Anyone ever get these?

The White House is supposedly 17" wide x 14" deep x 8" high.
Also supposedly includes 40mm figures of the first 36 US Presidents.

The Capitol Building is supposedly 26" wide x 10" deep x 10" high.
This would be great for a Earth Vs The Flying Saucers diorama. LOL!

What's the quality like? The figures are dang small too? LOL!

Was thinking about getting these. Any opinions?

Thanks,

James


----------



## flyingfrets (Oct 19, 2001)

Had 'em years ago by the original manufacturer (Lifelike?). Detail is fair to average (the molds are pretty old & to my knowledge haven't been updated). Nice kits from a historic perspective...

"Earth vs. The Flying Saucers?"...:thumbsup: There's a use I never would've envisioned!


----------



## heiki (Aug 8, 1999)

Somebody makes a kit/after market add-on like this. 

Tailhook? CultTVman? Dave Merryman? anyone?


----------



## Dave Hussey (Nov 20, 1998)

Huzz to the rescue!!!

Shyhook Models makes a replacement dome with embedded saucer.
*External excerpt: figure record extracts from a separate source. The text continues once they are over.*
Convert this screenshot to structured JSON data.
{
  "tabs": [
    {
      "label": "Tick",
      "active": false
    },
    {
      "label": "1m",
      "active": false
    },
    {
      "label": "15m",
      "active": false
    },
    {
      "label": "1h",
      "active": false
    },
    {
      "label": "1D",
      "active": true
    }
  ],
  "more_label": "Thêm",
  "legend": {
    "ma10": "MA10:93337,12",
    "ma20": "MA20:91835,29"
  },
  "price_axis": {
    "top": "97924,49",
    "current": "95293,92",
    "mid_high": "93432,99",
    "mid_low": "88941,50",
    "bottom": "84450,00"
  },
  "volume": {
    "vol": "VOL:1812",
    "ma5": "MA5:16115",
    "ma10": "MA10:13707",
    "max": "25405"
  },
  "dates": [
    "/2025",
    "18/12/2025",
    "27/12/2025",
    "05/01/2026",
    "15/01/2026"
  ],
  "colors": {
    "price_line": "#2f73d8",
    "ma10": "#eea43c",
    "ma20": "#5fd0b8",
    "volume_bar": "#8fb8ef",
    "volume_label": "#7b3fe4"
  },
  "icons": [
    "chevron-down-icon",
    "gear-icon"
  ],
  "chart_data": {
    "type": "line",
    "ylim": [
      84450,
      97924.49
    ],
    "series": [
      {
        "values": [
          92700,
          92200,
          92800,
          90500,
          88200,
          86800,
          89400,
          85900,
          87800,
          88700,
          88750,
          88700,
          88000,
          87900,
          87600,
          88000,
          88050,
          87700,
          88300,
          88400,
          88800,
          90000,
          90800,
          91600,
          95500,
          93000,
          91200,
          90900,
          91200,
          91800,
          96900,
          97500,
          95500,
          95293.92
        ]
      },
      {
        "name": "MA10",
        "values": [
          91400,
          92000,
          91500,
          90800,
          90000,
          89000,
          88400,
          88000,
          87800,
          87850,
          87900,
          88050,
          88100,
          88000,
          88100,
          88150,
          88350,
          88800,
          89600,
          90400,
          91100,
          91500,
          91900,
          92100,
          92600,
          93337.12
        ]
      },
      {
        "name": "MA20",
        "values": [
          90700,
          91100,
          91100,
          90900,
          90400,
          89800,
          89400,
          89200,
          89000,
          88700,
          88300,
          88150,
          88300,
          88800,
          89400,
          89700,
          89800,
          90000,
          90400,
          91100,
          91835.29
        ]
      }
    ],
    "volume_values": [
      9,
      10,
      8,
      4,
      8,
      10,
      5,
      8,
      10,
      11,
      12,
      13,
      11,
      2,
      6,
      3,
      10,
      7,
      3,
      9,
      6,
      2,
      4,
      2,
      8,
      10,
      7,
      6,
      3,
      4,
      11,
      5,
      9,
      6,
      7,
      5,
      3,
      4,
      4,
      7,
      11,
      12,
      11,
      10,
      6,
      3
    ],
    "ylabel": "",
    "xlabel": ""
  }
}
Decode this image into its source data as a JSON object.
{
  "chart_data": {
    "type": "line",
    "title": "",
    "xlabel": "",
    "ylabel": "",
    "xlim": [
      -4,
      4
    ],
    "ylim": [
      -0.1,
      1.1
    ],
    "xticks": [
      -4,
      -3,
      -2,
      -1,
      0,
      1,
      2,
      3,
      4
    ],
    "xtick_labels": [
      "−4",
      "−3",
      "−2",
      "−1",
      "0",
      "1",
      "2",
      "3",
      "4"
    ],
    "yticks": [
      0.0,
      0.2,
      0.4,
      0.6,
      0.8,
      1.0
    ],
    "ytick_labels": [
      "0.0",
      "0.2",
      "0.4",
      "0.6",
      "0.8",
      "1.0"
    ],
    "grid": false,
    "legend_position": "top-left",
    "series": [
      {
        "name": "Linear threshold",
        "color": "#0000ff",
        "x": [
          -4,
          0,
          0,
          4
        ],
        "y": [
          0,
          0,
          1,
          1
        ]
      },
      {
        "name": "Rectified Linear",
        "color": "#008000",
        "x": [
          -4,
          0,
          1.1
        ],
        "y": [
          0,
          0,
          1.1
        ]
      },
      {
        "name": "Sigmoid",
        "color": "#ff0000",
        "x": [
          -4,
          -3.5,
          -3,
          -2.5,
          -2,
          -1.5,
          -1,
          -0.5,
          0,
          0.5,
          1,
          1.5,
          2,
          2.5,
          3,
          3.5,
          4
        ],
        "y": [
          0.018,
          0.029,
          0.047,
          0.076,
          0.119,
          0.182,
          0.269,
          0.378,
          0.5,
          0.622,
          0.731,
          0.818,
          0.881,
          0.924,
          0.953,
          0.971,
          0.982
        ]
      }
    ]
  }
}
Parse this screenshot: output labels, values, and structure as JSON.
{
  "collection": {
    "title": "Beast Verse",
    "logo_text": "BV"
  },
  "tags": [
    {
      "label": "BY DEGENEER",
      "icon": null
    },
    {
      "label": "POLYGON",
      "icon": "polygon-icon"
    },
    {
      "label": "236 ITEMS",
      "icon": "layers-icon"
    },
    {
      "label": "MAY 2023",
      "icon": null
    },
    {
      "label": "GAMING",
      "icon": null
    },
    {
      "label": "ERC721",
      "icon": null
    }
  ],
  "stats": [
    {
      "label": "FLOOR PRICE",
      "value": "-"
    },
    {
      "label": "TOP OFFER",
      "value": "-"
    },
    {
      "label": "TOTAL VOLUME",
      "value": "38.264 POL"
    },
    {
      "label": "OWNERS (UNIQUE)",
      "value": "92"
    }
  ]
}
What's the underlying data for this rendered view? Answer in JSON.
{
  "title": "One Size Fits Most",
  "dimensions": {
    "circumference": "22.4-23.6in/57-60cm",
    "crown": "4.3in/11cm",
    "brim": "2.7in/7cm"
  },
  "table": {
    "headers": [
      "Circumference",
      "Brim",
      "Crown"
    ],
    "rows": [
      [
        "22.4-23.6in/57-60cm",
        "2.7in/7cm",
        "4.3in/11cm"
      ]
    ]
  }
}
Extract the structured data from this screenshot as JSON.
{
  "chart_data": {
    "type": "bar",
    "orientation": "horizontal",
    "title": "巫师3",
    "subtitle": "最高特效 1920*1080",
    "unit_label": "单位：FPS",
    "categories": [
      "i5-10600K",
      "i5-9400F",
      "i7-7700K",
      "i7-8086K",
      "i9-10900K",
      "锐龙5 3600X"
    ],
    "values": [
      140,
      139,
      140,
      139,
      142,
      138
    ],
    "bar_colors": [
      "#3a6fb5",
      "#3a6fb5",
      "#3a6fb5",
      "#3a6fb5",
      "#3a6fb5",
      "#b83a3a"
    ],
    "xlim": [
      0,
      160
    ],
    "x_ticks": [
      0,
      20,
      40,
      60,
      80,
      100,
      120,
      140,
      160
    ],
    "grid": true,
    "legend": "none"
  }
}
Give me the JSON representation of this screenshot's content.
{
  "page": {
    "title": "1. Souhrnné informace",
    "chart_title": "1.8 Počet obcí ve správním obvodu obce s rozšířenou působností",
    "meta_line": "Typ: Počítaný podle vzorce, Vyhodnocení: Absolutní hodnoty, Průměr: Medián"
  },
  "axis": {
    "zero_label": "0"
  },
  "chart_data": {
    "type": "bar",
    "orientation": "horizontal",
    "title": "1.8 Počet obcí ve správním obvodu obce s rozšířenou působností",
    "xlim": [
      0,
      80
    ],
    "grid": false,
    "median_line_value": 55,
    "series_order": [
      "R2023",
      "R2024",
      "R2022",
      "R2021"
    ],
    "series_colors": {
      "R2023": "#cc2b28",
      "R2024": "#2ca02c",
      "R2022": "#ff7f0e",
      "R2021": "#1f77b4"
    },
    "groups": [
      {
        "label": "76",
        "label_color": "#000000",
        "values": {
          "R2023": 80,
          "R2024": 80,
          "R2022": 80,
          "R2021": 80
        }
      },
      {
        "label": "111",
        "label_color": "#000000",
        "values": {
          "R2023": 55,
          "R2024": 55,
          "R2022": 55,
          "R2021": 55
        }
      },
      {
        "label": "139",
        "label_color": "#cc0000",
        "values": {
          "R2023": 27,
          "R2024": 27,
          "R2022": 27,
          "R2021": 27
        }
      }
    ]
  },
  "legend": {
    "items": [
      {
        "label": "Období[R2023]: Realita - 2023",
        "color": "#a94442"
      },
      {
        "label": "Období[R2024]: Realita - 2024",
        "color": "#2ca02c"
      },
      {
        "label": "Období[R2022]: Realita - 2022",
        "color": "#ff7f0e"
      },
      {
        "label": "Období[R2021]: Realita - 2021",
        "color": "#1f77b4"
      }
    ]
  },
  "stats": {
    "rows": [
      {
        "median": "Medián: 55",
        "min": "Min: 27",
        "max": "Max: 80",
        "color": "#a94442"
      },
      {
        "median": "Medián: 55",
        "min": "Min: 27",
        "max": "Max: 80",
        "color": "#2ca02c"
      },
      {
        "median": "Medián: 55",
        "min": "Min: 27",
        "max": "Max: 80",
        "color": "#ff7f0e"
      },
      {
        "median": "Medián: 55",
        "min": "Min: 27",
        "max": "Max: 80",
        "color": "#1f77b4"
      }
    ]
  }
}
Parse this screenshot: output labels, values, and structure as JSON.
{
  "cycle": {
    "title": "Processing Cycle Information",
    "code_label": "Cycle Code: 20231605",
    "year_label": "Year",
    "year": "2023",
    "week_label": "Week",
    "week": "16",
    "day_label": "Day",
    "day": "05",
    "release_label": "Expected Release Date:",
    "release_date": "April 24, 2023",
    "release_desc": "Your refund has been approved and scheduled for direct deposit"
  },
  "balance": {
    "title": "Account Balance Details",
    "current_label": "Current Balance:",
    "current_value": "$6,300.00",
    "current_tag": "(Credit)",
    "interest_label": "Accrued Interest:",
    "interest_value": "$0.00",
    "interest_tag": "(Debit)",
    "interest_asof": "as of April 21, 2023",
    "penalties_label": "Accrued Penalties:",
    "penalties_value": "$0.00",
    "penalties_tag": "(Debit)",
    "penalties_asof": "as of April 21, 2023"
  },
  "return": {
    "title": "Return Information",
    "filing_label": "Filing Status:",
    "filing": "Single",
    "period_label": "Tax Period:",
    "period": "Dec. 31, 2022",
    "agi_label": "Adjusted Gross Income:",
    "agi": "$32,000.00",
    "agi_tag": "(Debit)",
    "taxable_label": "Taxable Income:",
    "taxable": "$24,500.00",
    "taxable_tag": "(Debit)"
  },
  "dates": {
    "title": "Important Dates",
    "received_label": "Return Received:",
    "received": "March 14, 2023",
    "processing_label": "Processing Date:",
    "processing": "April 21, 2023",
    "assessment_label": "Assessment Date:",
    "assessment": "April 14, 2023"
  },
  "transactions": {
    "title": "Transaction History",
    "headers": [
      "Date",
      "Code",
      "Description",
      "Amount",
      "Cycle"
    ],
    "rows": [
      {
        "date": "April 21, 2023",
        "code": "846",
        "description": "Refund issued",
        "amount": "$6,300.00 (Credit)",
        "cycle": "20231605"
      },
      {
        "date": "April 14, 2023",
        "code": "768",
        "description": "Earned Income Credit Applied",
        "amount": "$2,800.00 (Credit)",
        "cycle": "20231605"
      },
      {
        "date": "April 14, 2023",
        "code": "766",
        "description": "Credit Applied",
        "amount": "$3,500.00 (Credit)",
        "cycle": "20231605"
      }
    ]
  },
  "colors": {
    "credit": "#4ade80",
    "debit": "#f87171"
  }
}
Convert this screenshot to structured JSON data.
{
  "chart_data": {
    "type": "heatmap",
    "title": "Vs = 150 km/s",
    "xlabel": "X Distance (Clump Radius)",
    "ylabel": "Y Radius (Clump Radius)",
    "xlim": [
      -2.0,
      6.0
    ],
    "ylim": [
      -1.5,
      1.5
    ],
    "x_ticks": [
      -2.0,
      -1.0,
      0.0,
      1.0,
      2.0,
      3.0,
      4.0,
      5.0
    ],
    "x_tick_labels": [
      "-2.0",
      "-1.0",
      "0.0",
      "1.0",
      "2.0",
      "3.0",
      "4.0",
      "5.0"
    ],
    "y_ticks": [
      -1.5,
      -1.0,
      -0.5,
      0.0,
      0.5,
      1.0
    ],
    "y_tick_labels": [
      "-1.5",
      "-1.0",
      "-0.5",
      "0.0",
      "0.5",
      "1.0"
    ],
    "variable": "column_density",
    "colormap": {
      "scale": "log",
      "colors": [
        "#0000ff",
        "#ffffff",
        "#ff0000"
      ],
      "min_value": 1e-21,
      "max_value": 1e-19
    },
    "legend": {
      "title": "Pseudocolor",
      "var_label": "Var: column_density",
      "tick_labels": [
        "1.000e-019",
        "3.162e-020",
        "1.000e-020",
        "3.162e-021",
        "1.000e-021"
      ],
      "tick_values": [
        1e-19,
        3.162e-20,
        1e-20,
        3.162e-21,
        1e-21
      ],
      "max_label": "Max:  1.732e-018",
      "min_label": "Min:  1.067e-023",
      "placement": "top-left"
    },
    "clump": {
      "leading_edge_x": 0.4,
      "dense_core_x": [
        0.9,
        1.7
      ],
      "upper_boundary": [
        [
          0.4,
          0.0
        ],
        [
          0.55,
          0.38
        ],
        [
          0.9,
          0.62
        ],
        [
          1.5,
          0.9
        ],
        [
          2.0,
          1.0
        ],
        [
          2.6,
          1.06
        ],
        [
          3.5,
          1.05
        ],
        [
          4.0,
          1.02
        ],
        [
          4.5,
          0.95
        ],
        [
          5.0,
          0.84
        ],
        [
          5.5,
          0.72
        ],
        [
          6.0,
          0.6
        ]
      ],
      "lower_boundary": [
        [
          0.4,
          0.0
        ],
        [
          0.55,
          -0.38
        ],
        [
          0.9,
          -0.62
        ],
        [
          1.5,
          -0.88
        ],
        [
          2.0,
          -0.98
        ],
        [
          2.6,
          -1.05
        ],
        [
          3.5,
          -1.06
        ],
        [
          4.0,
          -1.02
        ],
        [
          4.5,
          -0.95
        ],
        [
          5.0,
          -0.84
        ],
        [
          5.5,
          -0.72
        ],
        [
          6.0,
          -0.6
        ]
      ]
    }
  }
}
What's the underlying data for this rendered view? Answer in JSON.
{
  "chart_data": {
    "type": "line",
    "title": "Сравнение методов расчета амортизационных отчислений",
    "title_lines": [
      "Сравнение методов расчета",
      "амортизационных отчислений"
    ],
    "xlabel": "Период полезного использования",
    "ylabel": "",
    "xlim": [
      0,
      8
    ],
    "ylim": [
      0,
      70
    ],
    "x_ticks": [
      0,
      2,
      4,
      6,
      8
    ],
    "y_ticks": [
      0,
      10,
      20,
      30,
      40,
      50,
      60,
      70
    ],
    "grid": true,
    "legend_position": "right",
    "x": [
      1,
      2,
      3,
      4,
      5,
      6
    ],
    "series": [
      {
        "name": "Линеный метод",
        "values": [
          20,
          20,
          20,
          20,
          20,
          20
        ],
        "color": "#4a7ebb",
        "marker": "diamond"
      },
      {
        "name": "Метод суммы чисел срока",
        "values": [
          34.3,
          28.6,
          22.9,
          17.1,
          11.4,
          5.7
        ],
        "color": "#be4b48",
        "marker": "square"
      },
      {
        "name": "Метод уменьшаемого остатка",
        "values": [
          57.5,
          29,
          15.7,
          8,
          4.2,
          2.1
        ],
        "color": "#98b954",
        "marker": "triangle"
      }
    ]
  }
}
Here it is!

http://www.skyhookmodels.com/models.htm

Huzz


----------



## compucrap (Dec 16, 2000)

I too wonder about the quality of details on these buildings. Just how crisp is everything?

thanks,
Josh


----------



## Ignatz (Jun 20, 2000)

Plastic is sort of thick-ish, detail is reasonably crisp (to me). But these were edu-ma-cational kits, not exacting replicas, so there's plenty of shortcuts in the details, like no windows on the dome. Regardless, I think they make pretty impressive models. Glencoe--last kit company standing!


----------